Hem, her örgütlenmiş bir organizma olan her canlı ve birey, hem her yaratma, ve hem de her sanat yapıtı aynı ilkeye, “çoklukta birlik bütünlük” ilkesine dayalıdır. Canlı varlık, yaratma ve güzellik aynı ontolojik ve biyolojik temele bağlıdır; o, çokluğun uyumlu bütünselleşmesidir. Organizmadaki çoklukta birliğin bütünlüğün bozulması hali, birey için somut ve soyut anlamda ölümdür.

Yaşam varlığın ölüme, yokluğa karşı direnişlerinin tümüdür. Bir bakıma birlik bütünlük varlıkla eş anlama gelir. M. Heideger de varoluşu anımsatır. Ölüm düşüncesi insanı “hakiki varoluşa” bireyselliğe ve özgürlüğe götürür. “Existentializm” felsefesindeki bireysellik içinde var oluş anlayışı, hakiki var oluş kavramıyla ontolojideki birlik bütünlük kavramı, ölüm kavramı karşısında yan yanadır. Bireysel varlık olarak insanın hakiki var oluşunu gerçekleştirmesi, yaratma edimiyle olasıdır.

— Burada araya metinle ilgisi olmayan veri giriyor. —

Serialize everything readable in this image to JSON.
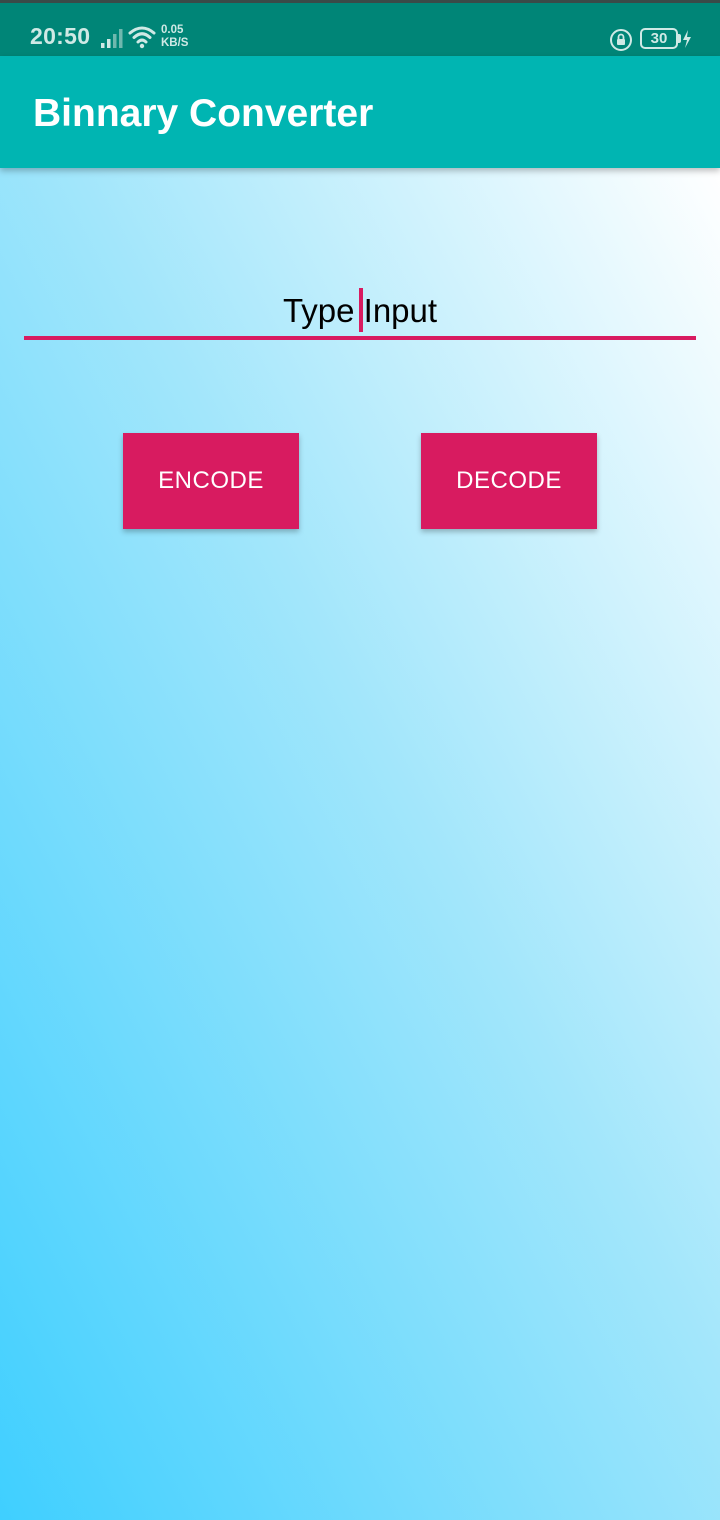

Yaratma edimi bir değil, birçok süreci içerir. Akatünvel Sanat Topluğu’nun sanat felsefesine göre “Yaratma ediminde, inorganik olanla tinsel olan, reel olanla irreel olan, akılsal olanla duygusal olan, bilinçli olanla bilinç dışı olan, bireysel olanla evrensel olan, arkaik ya da geleneksel olanla çağdaş olan aynı birliğe ve bütünlüğe ulaşırlar. Yaratma ediminde, bir defaya özgü ve yinelemez olan her yaratma ediminde, birey olarak insan makro kozmik sferdeki konumunun biricikliği ve “burada ve şimdi”nin koşulları bağlamında hakiki varoluşunu gerçekleştirme olanağını ele geçirir. İnsan, “meydana getirme”, “kurma” etkinliği yoluyladır ki, hem kendi sınırlarını ve hem de evrenin boyutlarını aşar; böylece, doğasal zorunluluklar karşısında bir özgürlük, ve biyolojik kapalılık karşısında bir açılış olarak tanımlanma olanağını kazanır; evrenin değerlerini çoğaltır ve büyütür.

Not
Prof. Dr. Süleyman Velioğlu, düşün, bilim (psikiyatri) ve sanat alanlarındaki bütünleşik çalışmaları sonucunda özgün “insan varlığı kuramı”nı oluşturdu. 2500 yıldır insan üstüne oluşturulan kuramlardan çok farklı nitelikte, 2000 yılında “İnsan ve Yaratma Edimi” adıyla kitaplaştırdı. Yine aynı yapıtta “onto psikiyatri” adını verdiği yeni bir bilim alanını temellendirdi.

Ayrıca geliştirdiği özgün sanat felsefesiyle 1967 yılında Ressam Tangül Akakıncı ile birlikte “Akatünvel Sanat Topluluğu”nu kurdu ve Tamer Akakıncı, Jülide Atılmaz Ünal, Belma Artut, Ulu Sungu ve Nafi Çil topluluğa katıldı. Sanatsal ve düşünsel varoluşunu İzmir’de sürdüren Nafi Çil’in etkinliğiyle 1984 yılında  A.Güven Zeyrek de topluluğa katıldı. Bugüne kadar topluluğa katılan ve topluluktan ayrılan bir çok sanatçı olmuştur.

Estetiği ve sanat ontolojisini çağdaş bir felsefe bilimi olarak Türkiye’de kuran düşünür, bilim ve sanat adamı Prof. Dr. İsmail Tunalı tarafından yazılan “Sanat Ontolojisi Temelinde Yeni Bir Resim Anlayışı” kitabı bir sanat ekolü olan Akatünvel topluluğunun özgün ve yeni bir bilimsel araştırmasıdır.